C’est peu après minuit que Gilles Ledure et les membres du jury sont revenus sur la scène de Bozar pour annoncer le palmarès. Et, comme on pouvait l’attendre et l’espérer, la victoire de la Coréenne Hayoung Choi, qui avait fasciné et séduit mercredi en osant le concerto de Lutoslawski. Une victoire incontestable et mille fois méritée de l’intelligence (du choix), de la virtuosité mais aussi de l’expressivité.

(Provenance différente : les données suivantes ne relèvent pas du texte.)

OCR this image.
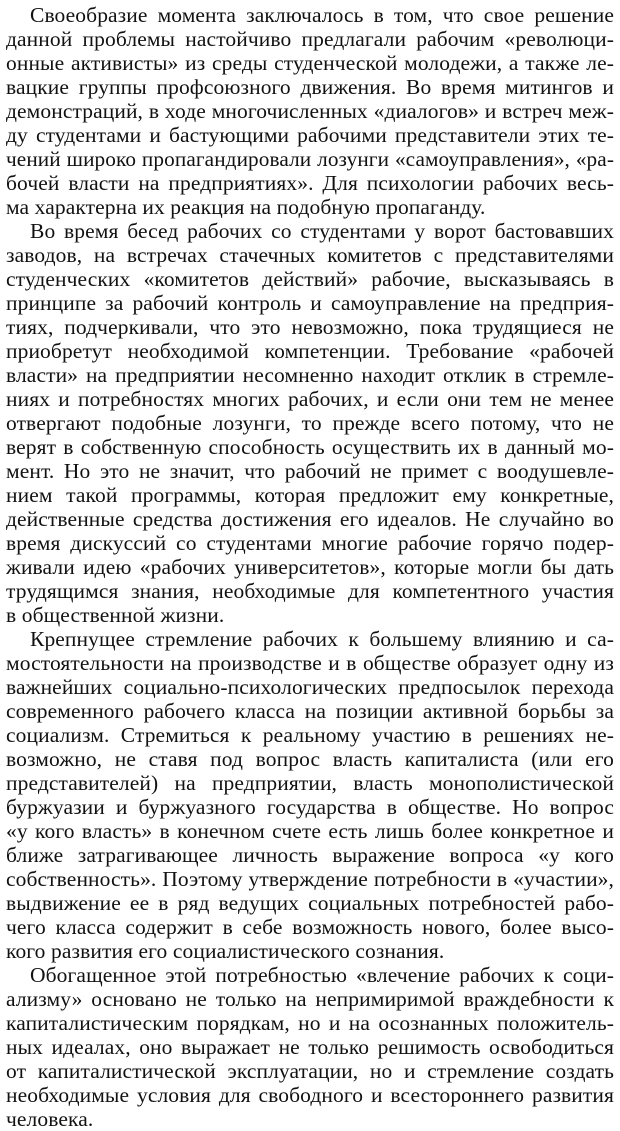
Своеобразие момента заключалось в том, что свое решение
данной проблемы настойчиво предлагали рабочим «революци-
онные активисты» из среды студенческой молодежи, а также ле-
вацкие группы профсоюзного движения. Во время митингов и
демонстраций, в ходе многочисленных «диалогов» и встреч меж-
ду студентами и бастующими рабочими представители этих те-
чений широко пропагандировали лозунги «самоуправления», «ра-
бочей власти на предприятиях». Для психологии рабочих весь-
ма характерна их реакция на подобную пропаганду.
Во время бесед рабочих со студентами у ворот бастовавших
заводов, на встречах стачечных комитетов с представителями
студенческих «комитетов действий» рабочие, высказываясь в
принципе за рабочий контроль и самоуправление на предприя-
тиях, подчеркивали, что это невозможно, пока трудящиеся не
приобретут необходимой компетенции. Требование «рабочей
власти» на предприятии несомненно находит отклик в стремле-
ниях и потребностях многих рабочих, и если они тем не менее
отвергают подобные лозунги, то прежде всего потому, что не
верят в собственную способность осуществить их в данный мо-
мент. Но это не значит, что рабочий не примет с воодушевле-
нием такой программы, которая предложит ему конкретные,
действенные средства достижения его идеалов. Не случайно во
время дискуссий со студентами многие рабочие горячо подер-
живали идею «рабочих университетов», которые могли бы дать
трудящимся знания, необходимые для компетентного участия
в общественной жизни.
Крепнущее стремление рабочих к большему влиянию и са-
мостоятельности на производстве и в обществе образует одну из
важнейших социально-психологических предпосылок перехода
современного рабочего класса на позиции активной борьбы за
социализм. Стремиться к реальному участию в решениях не-
возможно, не ставя под вопрос власть капиталиста (или его
представителей) на предприятии, власть монополистической
буржуазии и буржуазного государства в обществе. Но вопрос
«у кого власть» в конечном счете есть лишь более конкретное и
ближе затрагивающее личность выражение вопроса «у кого
собственность». Поэтому утверждение потребности в «участии»,
выдвижение ее в ряд ведущих социальных потребностей рабо-
чего класса содержит в себе возможность нового, более высо-
кого развития его социалистического сознания.
Обогащенное этой потребностью «влечение рабочих к соци-
ализму» основано не только на непримиримой враждебности к
капиталистическим порядкам, но и на осознанных положитель-
ных идеалах, оно выражает не только решимость освободиться
от капиталистической эксплуатации, но и стремление создать
необходимые условия для свободного и всестороннего развития
человека.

Derrière elle, les deux accessits reviennent aux candidats qui ont joué le premier concerto de Chostakovitch. L’argent revient au Chinois Yibai Chen, qu’on venait d’entendre une heure plus tôt, un candidat de vingt ans pour lequel, selon la formule consacrée, la valeur n’attend pas le nombre des années. Et le bronze à l’Estonien Marcel Kits, un choix peut-être plus surprenant mais assurément mérité.

Le quatrième prix va à Oleksiy Shadrin, qui avait si bien traduit tout le drame de son pays avec la symphonie concertante de Prokofiev, le cinquième au Serbe Petar Pejcic qui nous avait livré lundi un hallucinant et halluciné deuxième concerto de Chostakovitch, et le sixième au Canadien Brian Cheng, qui avait joué Dvorak avec tant de flamme.

L’ordre des six autres lauréats – dont la Belge Stéphanie Huang – n’est, selon la coutume, pas connu, mais on aura compris que le jury de cette session 2022 a privilégié l’expressivité et l’émotion.